Galvanisées par leurs profits, par les sponsorships étatiques et les nombreuses opportunités développées par la digitalisation rapide mais insuffisamment sécurisée des organisations, les structures cybercriminelles sont peu à peu devenues des multinationales du crime par leur taille et leur fonctionnement.

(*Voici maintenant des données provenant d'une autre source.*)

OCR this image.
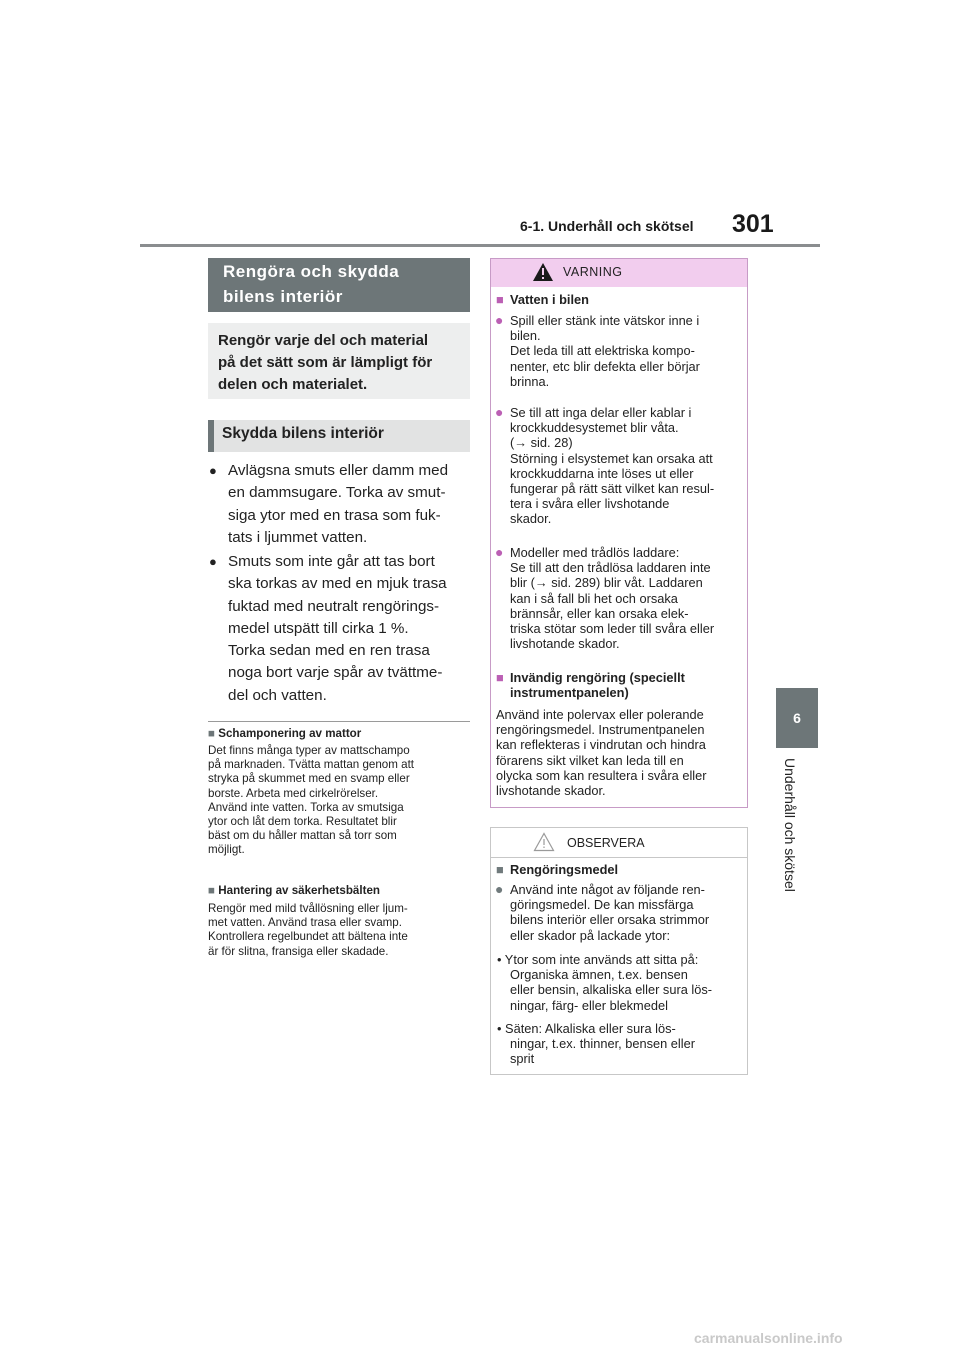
6-1. Underhåll och skötsel 301
6
Underhåll och skötsel
Rengöra och skydda
bilens interiör
Rengör varje del och material
på det sätt som är lämpligt för
delen och materialet.
Skydda bilens interiör
● Avlägsna smuts eller damm med
en dammsugare. Torka av smut-
siga ytor med en trasa som fuk-
tats i ljummet vatten.
● Smuts som inte går att tas bort
ska torkas av med en mjuk trasa
fuktad med neutralt rengörings-
medel utspätt till cirka 1 %.
Torka sedan med en ren trasa
noga bort varje spår av tvättme-
del och vatten.
■ Schamponering av mattor
Det finns många typer av mattschampo
på marknaden. Tvätta mattan genom att
stryka på skummet med en svamp eller
borste. Arbeta med cirkelrörelser.
Använd inte vatten. Torka av smutsiga
ytor och låt dem torka. Resultatet blir
bäst om du håller mattan så torr som
möjligt.
■ Hantering av säkerhetsbälten
Rengör med mild tvållösning eller ljum-
met vatten. Använd trasa eller svamp.
Kontrollera regelbundet att bältena inte
är för slitna, fransiga eller skadade.
VARNING
■ Vatten i bilen
● Spill eller stänk inte vätskor inne i
bilen.
Det leda till att elektriska kompo-
nenter, etc blir defekta eller börjar
brinna.
● Se till att inga delar eller kablar i
krockkuddesystemet blir våta.
(→ sid. 28)
Störning i elsystemet kan orsaka att
krockkuddarna inte löses ut eller
fungerar på rätt sätt vilket kan resul-
tera i svåra eller livshotande
skador.
● Modeller med trådlös laddare:
Se till att den trådlösa laddaren inte
blir (→ sid. 289) blir våt. Laddaren
kan i så fall bli het och orsaka
brännsår, eller kan orsaka elek-
triska stötar som leder till svåra eller
livshotande skador.
■ Invändig rengöring (speciellt
instrumentpanelen)
Använd inte polervax eller polerande
rengöringsmedel. Instrumentpanelen
kan reflekteras i vindrutan och hindra
förarens sikt vilket kan leda till en
olycka som kan resultera i svåra eller
livshotande skador.
OBSERVERA
■ Rengöringsmedel
● Använd inte något av följande ren-
göringsmedel. De kan missfärga
bilens interiör eller orsaka strimmor
eller skador på lackade ytor:
• Ytor som inte används att sitta på:
Organiska ämnen, t.ex. bensen
eller bensin, alkaliska eller sura lös-
ningar, färg- eller blekmedel
• Säten: Alkaliska eller sura lös-
ningar, t.ex. thinner, bensen eller
sprit
carmanualsonline.info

Regardons plus en détails le fonctionnement des organisations cybercriminelles internationales :

  • Le département des cyberattaquants est en charge d’identifier et exploiter les failles de sécurité, souvent humaines, des organisations. Ces failles vont servir de porte d’entrée pour lancer une attaque sur le SI ou subtiliser des informations.
  • Ce département travaille de pair avec un autre département, celui des fraudeurs, en charge d’exploiter ces failles dans un objectif souvent pécunier. Ces vecteurs d’intrusion et informations dérobées ont de multiples usages :
    • Usurpation de boîte mails pour commettre des fraudes au président ou au fournisseur ;
    • Effectuer des virements frauduleux via la prise en main des postes utilisateurs ou l’utilisation d’un malware bancaire ;
    • Utiliser les données récoltées pour crédibiliser son discours dans le cadre de fraudes par ingénierie sociale ;
    • Extorsion par la menace de rendre publique l’attaque et/ou de divulguer des informations dérobées.
  • Des moyens conséquents sont à la disposition de ces organisations cybercriminelles industrialisées : véritables calls centers dédiés aux fraudes par téléphone, outils de communication très performants, logiciels d’imitation de voix ou de spoofing téléphonique…
  • Les opérateurs de rançongiciels n’hésitent pas à avoir recours à l’écosystème cybercriminel, dont l’industrialisation leur permet de sous-traiter une grande partie des ressources et outils nécessaires à la réalisation de leurs opérations. En outre, il est parfois observé une collaboration entre opérateurs de différents rançongiciels[1].
  • Une fois la fraude commise, il s’agit de faire rapidement circuler l’argent de compte en compte, en profitant de législations internationales hétérogènes et du temps nécessaire pour les banques pour se coordonner et effectuer un rappel de fonds. Rentre alors en compte une myriade d’autres services : blanchiment d’argent, financement du terrorisme, prostitution, narcotrafic…
  • Pour que l’argent puisse circuler de compte en compte et que ceux-ci restent actifs peu de temps, les cybercriminels doivent s’assurer que des comptes soient ouverts régulièrement dans un grand nombre de pays : c’est la mission du service recrutement et fidélisation. Leur action est essentielle : recruter des “petites mains” pour ouvrir des comptes, parfois sous leur vraie identité et retirer l’argent dans les distributeurs automatiques de billet.
  • Pour ce recrutement, ils sont accompagnés d’un service marketing qui agit notamment sur les réseaux sociaux (Instagram, Snapchat…) et sur des forums pour recruter des mules. Ils parviennent ainsi à convaincre des particuliers, souvent démunis, par l’appât du gain et l’argent facile.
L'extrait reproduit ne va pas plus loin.